The thing that puzzles me about all of the above isn’t so much the hatred itself – dislike what you want, all the more Hawaiian pizza for the rest of us – but rather the lack of rationale behind it. Aside from a few sweeping statements (too lame, too cheesy, too manufactured, too whatever) I’ve yet to hear many decent arguments that dig any deeper.
In my mind Nickelback are a quite-literally-fine, broadly inoffensive band who have been lucky enough to land a handful of incredibly catchy hits along the way, and yet you would think people were talking about the Antichrist.
I have had enough of the disrespect. Leave my harmless sweet princes and their well-kept goatees alone!
This phenomenon is now the subject of a new documentary Hate to Love, which shows the band moping about their nasty detractors.
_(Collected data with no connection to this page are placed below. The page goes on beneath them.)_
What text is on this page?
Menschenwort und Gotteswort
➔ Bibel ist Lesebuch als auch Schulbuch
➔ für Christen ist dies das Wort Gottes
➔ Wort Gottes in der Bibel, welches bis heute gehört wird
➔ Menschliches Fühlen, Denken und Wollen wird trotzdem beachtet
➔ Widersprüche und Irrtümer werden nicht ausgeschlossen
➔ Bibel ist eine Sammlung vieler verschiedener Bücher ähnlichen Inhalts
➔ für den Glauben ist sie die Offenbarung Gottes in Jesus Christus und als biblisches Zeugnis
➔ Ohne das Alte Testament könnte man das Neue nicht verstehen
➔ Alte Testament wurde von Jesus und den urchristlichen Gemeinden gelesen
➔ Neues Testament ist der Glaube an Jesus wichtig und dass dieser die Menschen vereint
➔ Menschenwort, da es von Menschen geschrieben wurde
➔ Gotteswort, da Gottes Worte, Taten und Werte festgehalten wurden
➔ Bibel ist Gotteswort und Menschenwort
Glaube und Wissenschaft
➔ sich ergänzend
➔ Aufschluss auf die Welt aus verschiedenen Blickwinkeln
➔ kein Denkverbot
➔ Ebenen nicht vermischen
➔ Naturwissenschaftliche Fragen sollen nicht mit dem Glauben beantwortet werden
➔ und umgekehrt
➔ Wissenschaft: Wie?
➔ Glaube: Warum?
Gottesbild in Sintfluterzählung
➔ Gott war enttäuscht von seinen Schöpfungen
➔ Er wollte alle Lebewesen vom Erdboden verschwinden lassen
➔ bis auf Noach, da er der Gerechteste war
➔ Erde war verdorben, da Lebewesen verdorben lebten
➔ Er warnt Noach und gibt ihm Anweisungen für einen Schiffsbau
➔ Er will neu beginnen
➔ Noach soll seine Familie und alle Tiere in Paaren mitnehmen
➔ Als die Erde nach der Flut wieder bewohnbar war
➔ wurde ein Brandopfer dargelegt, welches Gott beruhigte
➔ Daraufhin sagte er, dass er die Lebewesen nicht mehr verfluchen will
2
Though even my sympathy for Nickelback does admittedly have its limits – 50 million album sales worldwide and six Grammy nominations does tend to take the edge off some people being a bit mean about your music – I’ve still never really understood why they attract such vicious levels of ire when far, far worse bands get away scot-free.
I’m not about to sit here defending every second of their back catalogue to date – their music leaves me feeling too ambivalent for that – I will say that the hits officially slap, and anybody who pretends otherwise is simply too cowardly to admit that they’re just being a bit of a snob.
If you’re in any doubt at all about this, I’d encourage you to pay closer attention next time Chad Kroeger’s opening “neeerghhhh” of How You Remind Me pops up at karaoke.
The urge to screech along with the boys is irresistible, every single lyric effortlessly imprinted on your brain whether you like it or not. Like Rockstar, like Animals, like Photograph, it is undeniably a stone-cold banger.